Similarly, Group B consists of devices {B1, B2, B3, and B4}, and they are all provisioned with the anycast address 192.0.2.1/32 and the Anycast-SID 200. In the above network topology, each Provide Edge (PE) device has a path to each of the groups: A and B.
PE1 can choose a particular transit device group when sending traffic to PE3 or PE4. This will be done by pushing the Anycast-SID of the group in the stack.
Processing the anycast, and subsequent segments, requires special care.
+-------------------------+
| Group A |
| 192.0.2.10/32 |
| SID:100 |
|-------------------------|
| |
| SRGB: SRGB: |
SID:10 |(1000-2000) (3000-4000)| SID:30
PE1---+ +-------A1-------------A3-------+ +---PE3
\ / | | \ / | | \ /
\ / | | +-----+ / | | \ /
SRGB: \ / | | \ / | | \ / SRGB:
(7000-8000) R1 | | \ | | R3 (6000-7000)
/ \ | | / \ | | / \
/ \ | | +-----+ \ | | / \
/ \ | | / \ | | / \
PE2---+ +-------A2-------------A4-------+ +---PE4
SID:20 | SRGB: SRGB: | SID:40
|(2000-3000) (4000-5000)|
| |
+-------------------------+
Figure 2: Transit Paths via Anycast Group A
Considering an MPLS deployment, in the above topology, if device PE1 (or PE2) requires the sending of a packet to the device PE3 (or PE4), it needs to encapsulate the packet in an MPLS payload with the following stack of labels.
-
Label allocated by R1 for Anycast-SID 100 (outer label).
-
Label allocated by the nearest router in Group A for SID 30 (for destination PE3).
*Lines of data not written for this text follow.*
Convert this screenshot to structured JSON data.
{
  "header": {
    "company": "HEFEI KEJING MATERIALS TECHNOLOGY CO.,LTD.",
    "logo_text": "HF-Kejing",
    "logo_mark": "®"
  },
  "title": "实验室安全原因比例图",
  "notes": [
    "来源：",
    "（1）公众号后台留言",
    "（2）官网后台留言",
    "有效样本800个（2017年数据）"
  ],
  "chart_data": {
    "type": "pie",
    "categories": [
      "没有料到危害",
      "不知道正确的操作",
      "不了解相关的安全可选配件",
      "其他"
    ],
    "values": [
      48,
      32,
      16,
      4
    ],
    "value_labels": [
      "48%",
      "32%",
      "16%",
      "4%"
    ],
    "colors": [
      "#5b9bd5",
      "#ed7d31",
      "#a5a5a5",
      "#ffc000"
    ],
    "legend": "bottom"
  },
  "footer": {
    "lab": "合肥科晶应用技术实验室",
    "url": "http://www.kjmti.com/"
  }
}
In this case, the first label is easy to compute. However, because there is more than one device that is topologically nearest (A1 and A2), determining the second label is impossible unless A1 and A2 allocated the same label value to the same prefix. Devices A1 and A2 may be devices from different hardware vendors. If both don't allocate the same label value for SID 30, it is impossible to use the anycast Group A as a transit anycast group towards PE3. Hence, PE1 (or PE2) cannot compute an appropriate label stack to steer the packet exclusively through the Group A devices. Same holds true for devices PE3 and PE4 when trying to send a packet to PE1 or PE2.
To ease the use of an anycast segment, it is recommended to configure identical SRGBs on all nodes of a particular anycast group. Using this method, as mentioned above, computation of the label following the anycast segment is straightforward.
Using an anycast segment without configuring identical SRGBs on all nodes belonging to the same anycast group may lead to misrouting (in an MPLS VPN deployment, some traffic may leak between VPNs).